Zero-mode analysis of quantum statistical physics

TL;DR

This paper introduces a unified path-integral formulation for quantum statistical physics emphasizing zero modes, which aids in understanding infrared divergences and offers an alternative computational approach.

Contribution

It presents a novel formulation that highlights the role of zero modes and boundary configurations in quantum statistical physics, providing new tools for infrared divergence analysis.

Findings

Derived a boundary-based stochastic variable for the effective theory

Computed partition functions using paths with coincident endpoints

Separated zero-mode physics via modified Matsubara mode expansion

Abstract

We present a unified formulation for quantum statistical physics based on the representation of the density matrix as a functional integral.
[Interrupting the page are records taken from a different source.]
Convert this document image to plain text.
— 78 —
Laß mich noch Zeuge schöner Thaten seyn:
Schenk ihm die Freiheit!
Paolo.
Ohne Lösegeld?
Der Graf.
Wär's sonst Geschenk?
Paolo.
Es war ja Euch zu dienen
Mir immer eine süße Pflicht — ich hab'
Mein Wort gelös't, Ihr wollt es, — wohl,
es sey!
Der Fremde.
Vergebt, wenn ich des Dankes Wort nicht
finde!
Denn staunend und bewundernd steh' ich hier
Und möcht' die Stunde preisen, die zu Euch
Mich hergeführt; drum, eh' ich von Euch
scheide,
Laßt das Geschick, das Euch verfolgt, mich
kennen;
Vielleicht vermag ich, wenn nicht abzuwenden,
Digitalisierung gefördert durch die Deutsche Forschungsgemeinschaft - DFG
We identify the stochastic variable of the effective statistical theory that we derive as a boundary configuration and a zero mode relevant to the discussion of infrared physics. We illustrate our formulation by computing the partition function of an interacting one-dimensional quantum mechanical system at finite temperature from the path-integral representation for the density matrix. The method of calculation provides an alternative to the usual sum over periodic trajectories: it sums over paths with coincident endpoints, and includes non-vanishing boundary terms. An appropriately modified expansion into Matsubara modes provides a natural separation of the zero-mode physics. This feature may be useful in the treatment of infrared divergences that plague the perturbative approach in thermal field theory.